Geçtiğimiz hafta yazdığım "Ali Babacan" analizi tahminimden
fazla ilgi gördü. Çok farklı geri dönüşler aldım. Tabii, en çok
merak edilen hususlardan biri, "Neden Babacan?" sorusuna cevap
arayışı idi. Sanırım birkaç detay eksik kalmış... Zira Babacan'ı
bilinçli olarak "Muhafazakâr kesimin Kemal Derviş'i" konumuna
getirmek isteyen çevreler var. Yani... Babacan'a, AK Parti içinde
olmakla birlikte dışarıdan rol yüklenmesi söz konusu. Benim işaret
etmek istediğim nokta da burası. Babacan, AK Parti'nin bir parçası
ve öyle kalmak durumunda. AK Parti ile kazandığı değer, AK Parti'ye
rağmen sürdürülemez. Aksi takdirde Babacan, AK Parti'den
koparılır!
Tabii Ali Babacan deyip geçmemek lazım. Hayatı "kural ve uymak"
üzerine kurulu. Hiç unutmuyorum. Yeni bakan olduğu dönemde, aile
şirketi "Ali Babacan AŞ" özel vergi incelemesine alınmıştı.
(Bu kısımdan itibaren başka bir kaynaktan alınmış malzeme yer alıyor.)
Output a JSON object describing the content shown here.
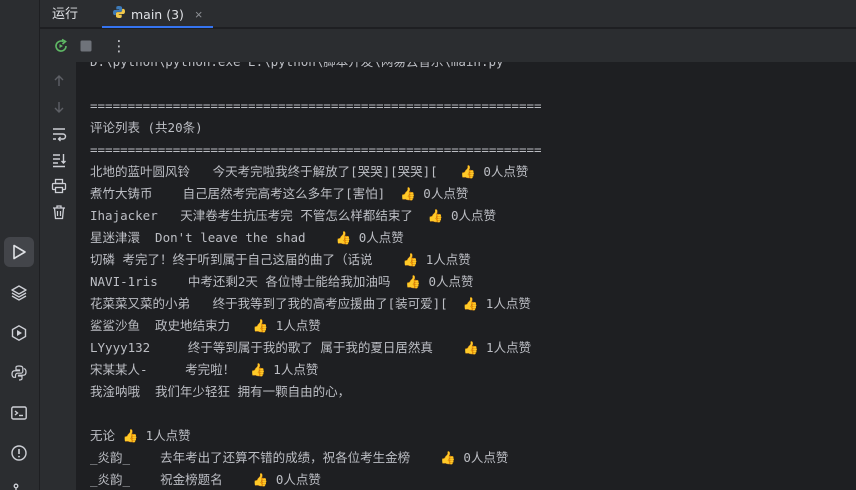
{
  "tabbar": {
    "run_title": "运行",
    "tab_label": "main (3)",
    "tab_close": "×"
  },
  "toolbar": {
    "rerun_icon": "rerun-icon",
    "stop_icon": "stop-icon",
    "more_icon": "more-vertical-icon",
    "more_glyph": "⋮"
  },
  "gutter": {
    "icons": [
      "arrow-up-icon",
      "arrow-down-icon",
      "soft-wrap-icon",
      "scroll-to-end-icon",
      "print-icon",
      "trash-icon"
    ]
  },
  "left_strip": {
    "icons": [
      "run-icon",
      "layers-icon",
      "services-icon",
      "python-console-icon",
      "terminal-icon",
      "problems-icon",
      "git-icon"
    ]
  },
  "console": {
    "lines": [
      "D:\\python\\python.exe E:\\python\\脚本开发\\网易云音乐\\main.py",
      "",
      "============================================================",
      "评论列表 (共20条)",
      "============================================================",
      "北地的蓝叶圆风铃   今天考完啦我终于解放了[哭哭][哭哭][   👍 0人点赞",
      "煮竹大铸币    自己居然考完高考这么多年了[害怕]  👍 0人点赞",
      "Ihajacker   天津卷考生抗压考完 不管怎么样都结束了  👍 0人点赞",
      "星迷津澴  Don't leave the shad    👍 0人点赞",
      "切磷 考完了！终于听到属于自己这届的曲了（话说    👍 1人点赞",
      "NAVI-1ris    中考还剩2天 各位博士能给我加油吗  👍 0人点赞",
      "花菜菜又菜的小弟   终于我等到了我的高考应援曲了[装可爱][  👍 1人点赞",
      "鲨鲨沙鱼  政史地结束力   👍 1人点赞",
      "LYyyy132     终于等到属于我的歌了 属于我的夏日居然真    👍 1人点赞",
      "宋某某人-     考完啦！  👍 1人点赞",
      "我淦呐哦  我们年少轻狂 拥有一颗自由的心，",
      "",
      "无论 👍 1人点赞",
      "_炎韵_    去年考出了还算不错的成绩，祝各位考生金榜    👍 0人点赞",
      "_炎韵_    祝金榜题名    👍 0人点赞"
    ]
  }
}
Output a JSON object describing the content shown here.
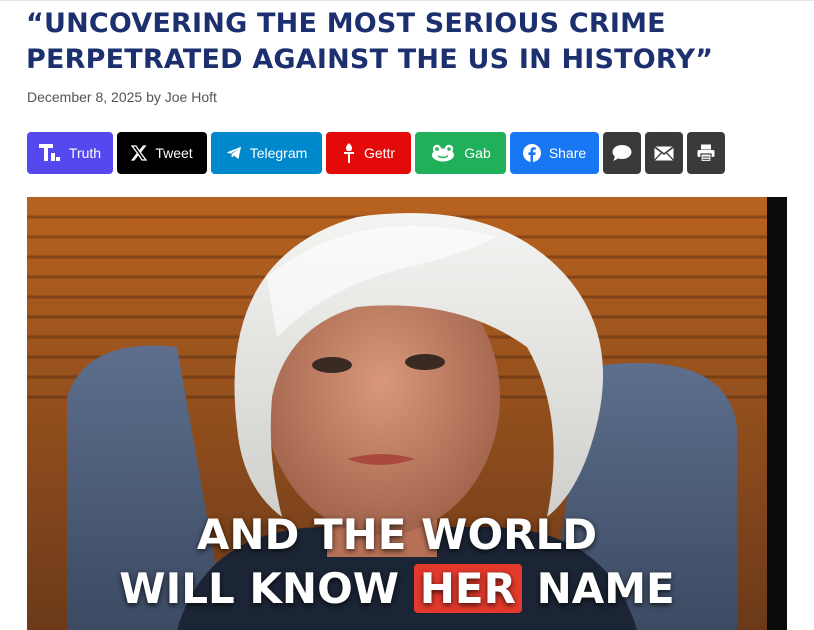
{
  "article": {
    "title_line1": "“UNCOVERING THE MOST SERIOUS CRIME",
    "title_line2": "PERPETRATED AGAINST THE US IN HISTORY”",
    "date": "December 8, 2025",
    "by": "by",
    "author": "Joe Hoft"
  },
  "share": {
    "truth": "Truth",
    "tweet": "Tweet",
    "telegram": "Telegram",
    "gettr": "Gettr",
    "gab": "Gab",
    "share": "Share"
  },
  "colors": {
    "headline": "#1c2f6e",
    "truth": "#5448ee",
    "tweet": "#000000",
    "telegram": "#0088cc",
    "gettr": "#e50a0a",
    "gab": "#21b05a",
    "facebook": "#1877f2",
    "gray": "#3a3a3a"
  },
  "hero": {
    "caption_line1": "AND THE WORLD",
    "caption_line2_pre": "WILL KNOW",
    "caption_highlight": "HER",
    "caption_line2_post": "NAME"
  }
}
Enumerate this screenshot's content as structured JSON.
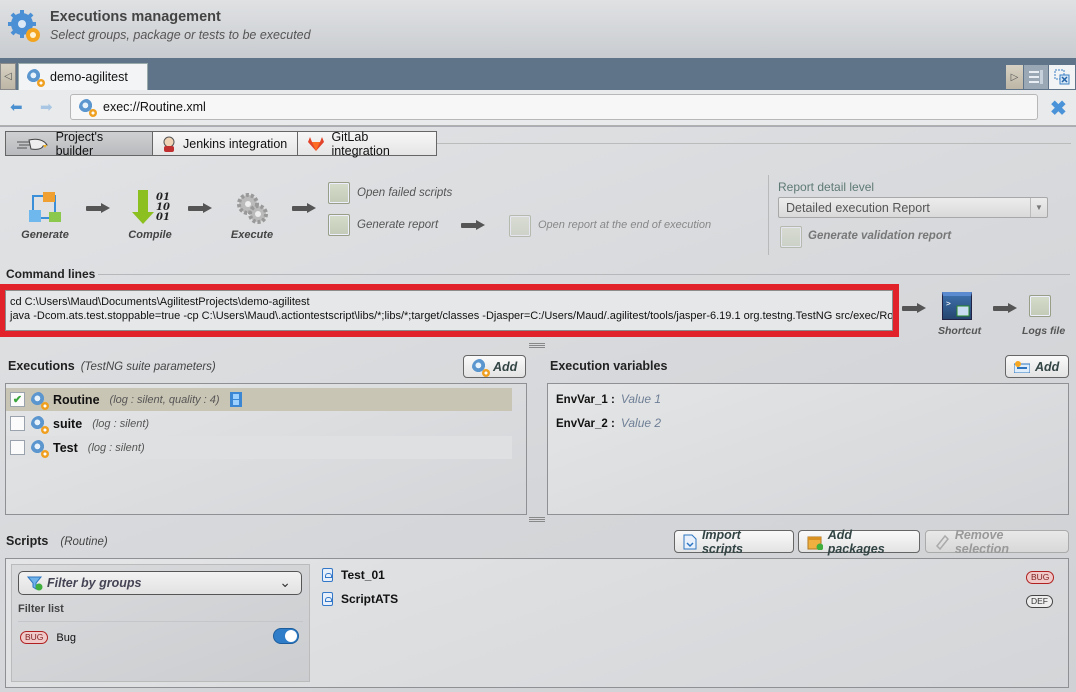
{
  "header": {
    "title": "Executions management",
    "subtitle": "Select groups, package or tests to be executed"
  },
  "tabs": [
    {
      "label": "demo-agilitest",
      "active": true
    }
  ],
  "address": {
    "value": "exec://Routine.xml"
  },
  "subtabs": [
    {
      "label": "Project's builder",
      "active": true
    },
    {
      "label": "Jenkins integration",
      "active": false
    },
    {
      "label": "GitLab integration",
      "active": false
    }
  ],
  "pipeline": {
    "steps": [
      "Generate",
      "Compile",
      "Execute"
    ],
    "options": {
      "open_failed": {
        "label": "Open failed scripts",
        "checked": false
      },
      "generate_report": {
        "label": "Generate report",
        "checked": false
      },
      "open_report": {
        "label": "Open  report at the end of execution",
        "checked": false,
        "enabled": false
      }
    },
    "report": {
      "title": "Report detail level",
      "selected": "Detailed execution Report",
      "validation_label": "Generate validation report",
      "validation_checked": false
    }
  },
  "command": {
    "title": "Command lines",
    "line1": "cd C:\\Users\\Maud\\Documents\\AgilitestProjects\\demo-agilitest",
    "line2": "java -Dcom.ats.test.stoppable=true -cp C:\\Users\\Maud\\.actiontestscript\\libs/*;libs/*;target/classes -Djasper=C:/Users/Maud/.agilitest/tools/jasper-6.19.1 org.testng.TestNG src/exec/Rout",
    "shortcut_label": "Shortcut",
    "logs_label": "Logs file",
    "highlight_color": "#e2222a"
  },
  "executions": {
    "title": "Executions",
    "subtitle": "(TestNG suite parameters)",
    "add_label": "Add",
    "items": [
      {
        "name": "Routine",
        "info": "(log : silent, quality : 4)",
        "checked": true,
        "selected": true,
        "has_video": true
      },
      {
        "name": "suite",
        "info": "(log : silent)",
        "checked": false,
        "selected": false
      },
      {
        "name": "Test",
        "info": "(log : silent)",
        "checked": false,
        "selected": false
      }
    ]
  },
  "variables": {
    "title": "Execution variables",
    "add_label": "Add",
    "items": [
      {
        "name": "EnvVar_1 :",
        "value": "Value 1"
      },
      {
        "name": "EnvVar_2 :",
        "value": "Value 2"
      }
    ]
  },
  "scripts": {
    "title": "Scripts",
    "subtitle": "(Routine)",
    "import_label": "Import scripts",
    "add_packages_label": "Add packages",
    "remove_label": "Remove selection",
    "filter_placeholder": "Filter by groups",
    "filter_list_title": "Filter list",
    "filters": [
      {
        "tag": "BUG",
        "label": "Bug",
        "enabled": true
      }
    ],
    "items": [
      {
        "name": "Test_01",
        "tag": "BUG"
      },
      {
        "name": "ScriptATS",
        "tag": "DEF"
      }
    ]
  }
}
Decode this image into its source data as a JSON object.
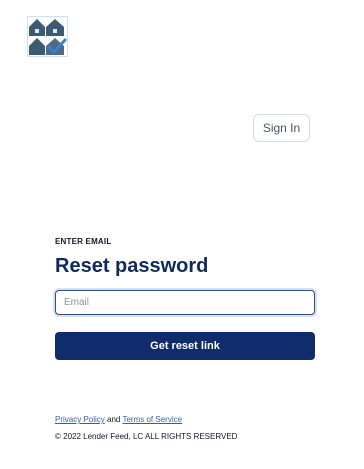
{
  "header": {
    "logo_icon": "house-checkmark-logo-icon",
    "signin_label": "Sign In"
  },
  "form": {
    "eyebrow": "ENTER EMAIL",
    "title": "Reset password",
    "email_placeholder": "Email",
    "email_value": "",
    "submit_label": "Get reset link"
  },
  "footer": {
    "privacy_label": "Privacy Policy",
    "and_text": "and",
    "terms_label": "Terms of Service",
    "copyright": "© 2022 Lender Feed, LC ALL RIGHTS RESERVED"
  },
  "colors": {
    "primary": "#112c6b",
    "title": "#0f2a5c",
    "link": "#3b5f99",
    "logo_dark": "#3d5a73",
    "logo_accent": "#3b82c4"
  }
}
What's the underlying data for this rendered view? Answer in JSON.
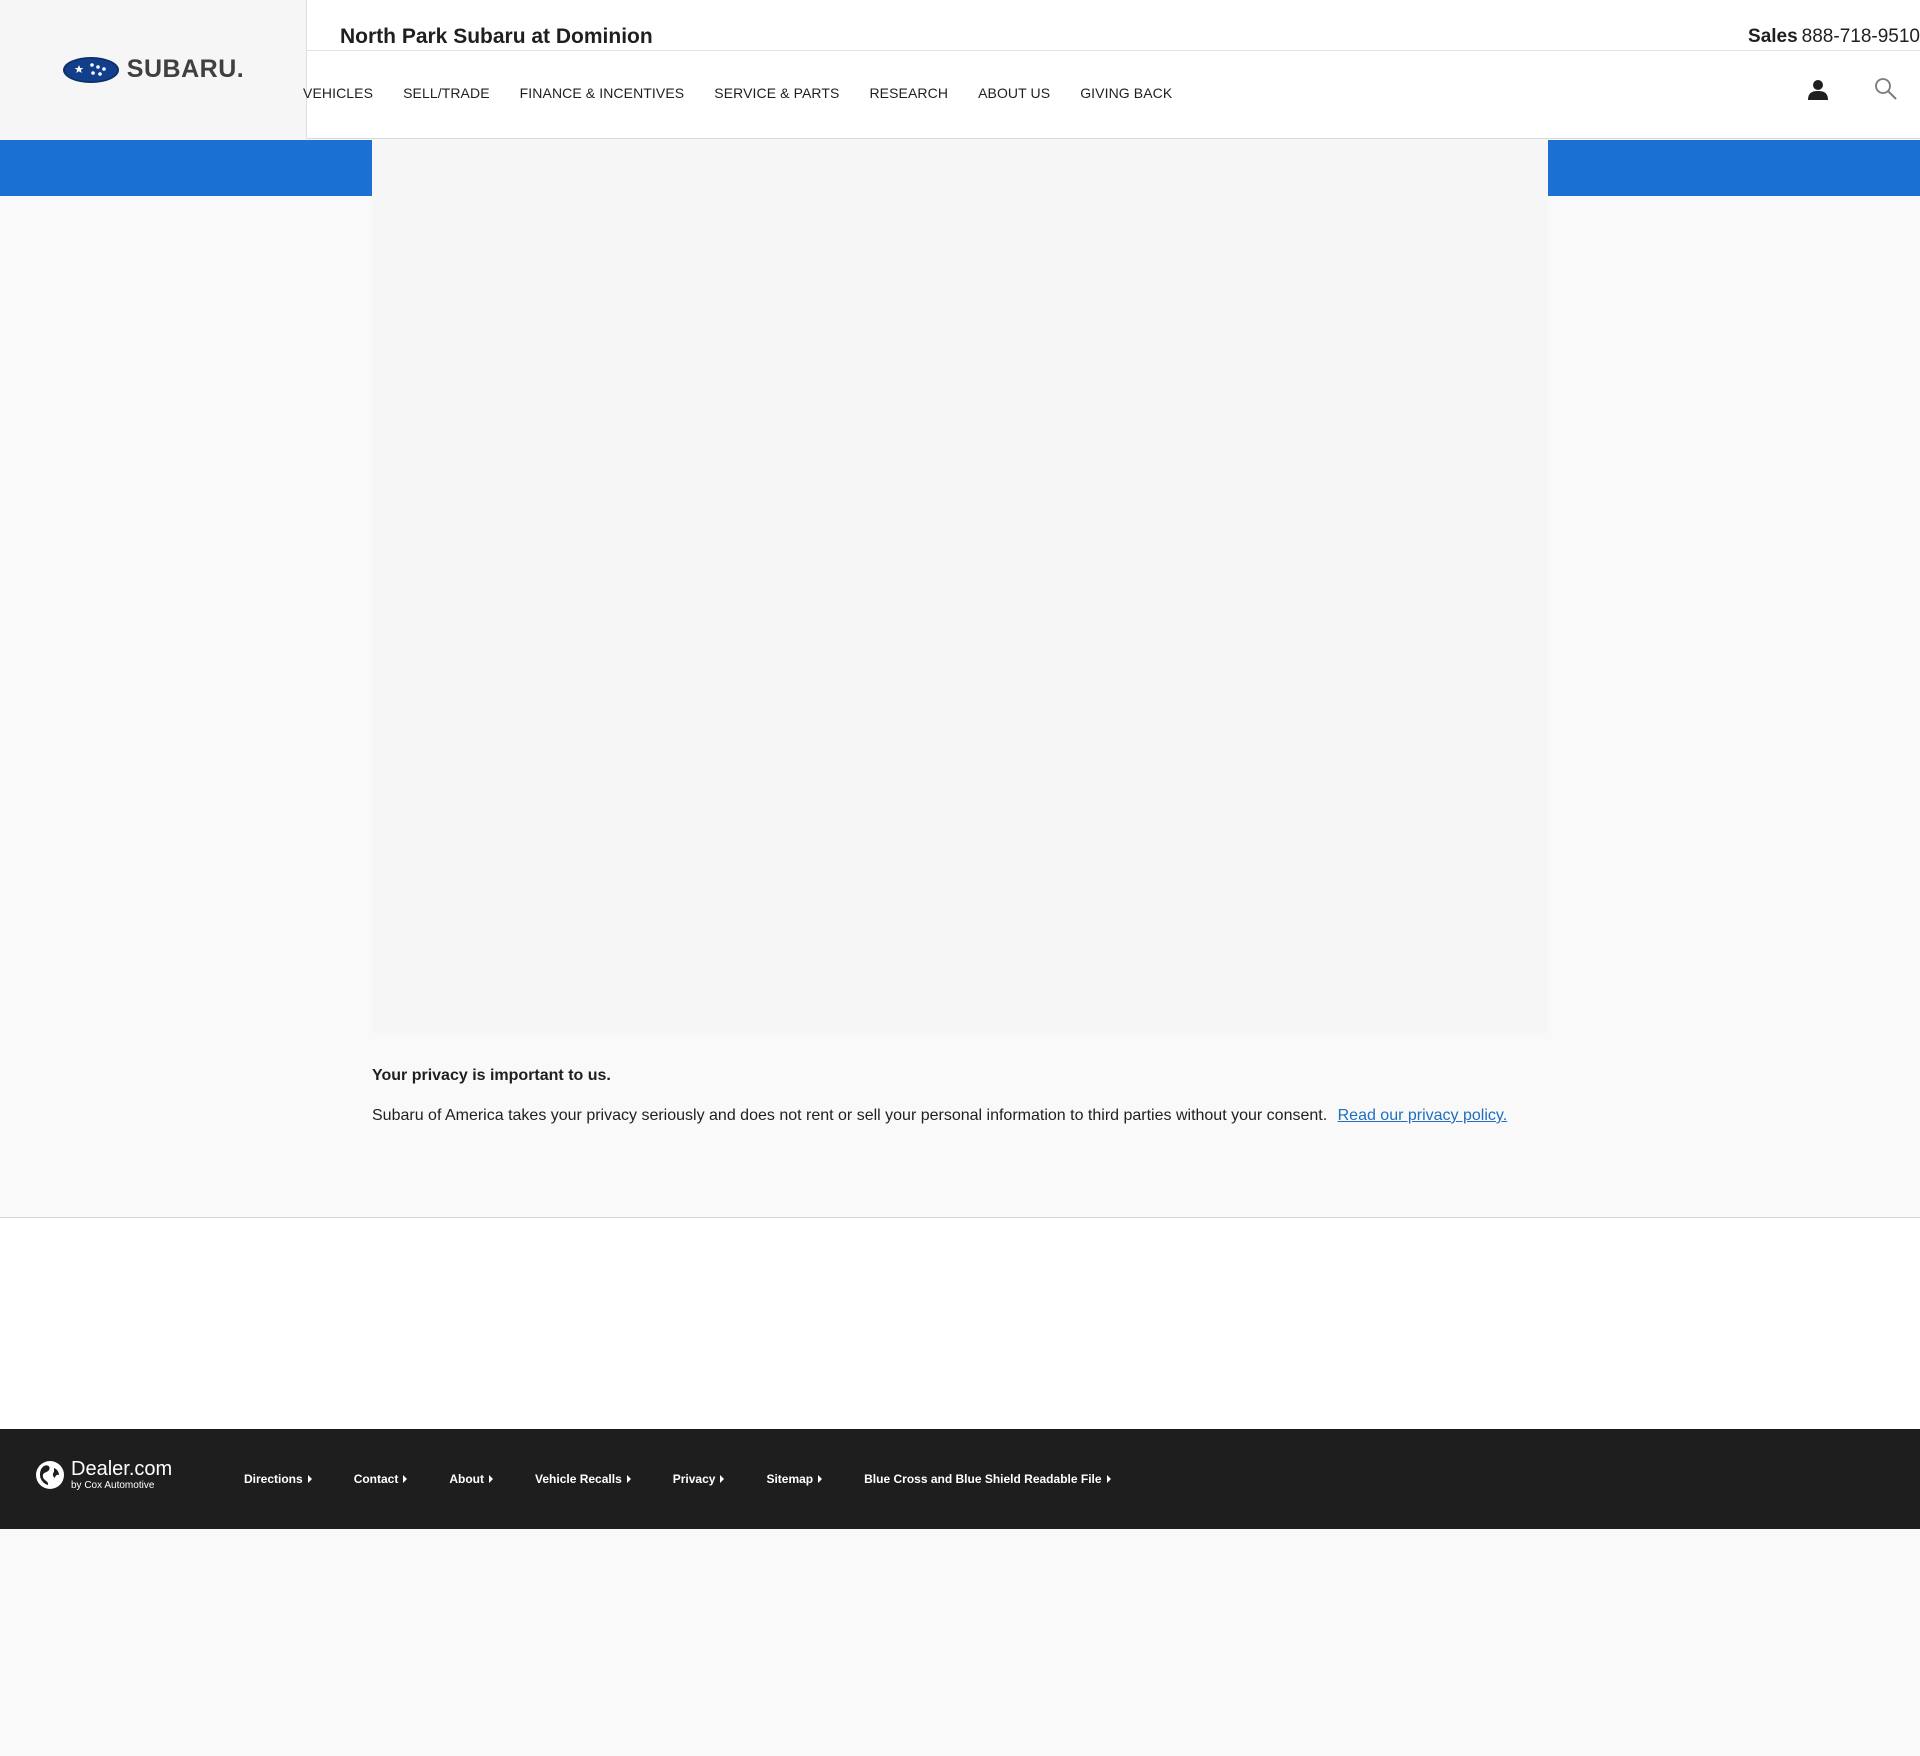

Babacan'ın bizzat kurduğu sistemle, tek bir ürünün bile belge ile
alınıp belge ile satıldığı belirlenmiş, maliyeciler teşekkür edip
ayrılmıştı. Babacan'ın "aşırı ihtiyatlı" tutumu da karakterinin
birebir yansıması. Seyahate gittiğinde, pasaportunun renkli
fotokopisini yanında taşıyan, parasının tamamını cüzdanında
tutmayan ayrı ayrı yerlere dağıtan bir isimden bahsediyoruz. Bu
özelliklerini "güven ve öngörülebilirlik" boyutunda genel ekonomiye
teşmil ettiğine de kuşku yok. Lakin canlı piyasanın içinden gelen
Babacan'ın da iyi bildiği gibi ekonomi sadece rakamlardan ibaret
değil. Uzun vadeyi yöneteyim derken, o anı ıskalayan siyasetçi
iktidar olamadı mı, varsın çok başarılıydı diye övsünler. O zaman
"geçmiş olsun!"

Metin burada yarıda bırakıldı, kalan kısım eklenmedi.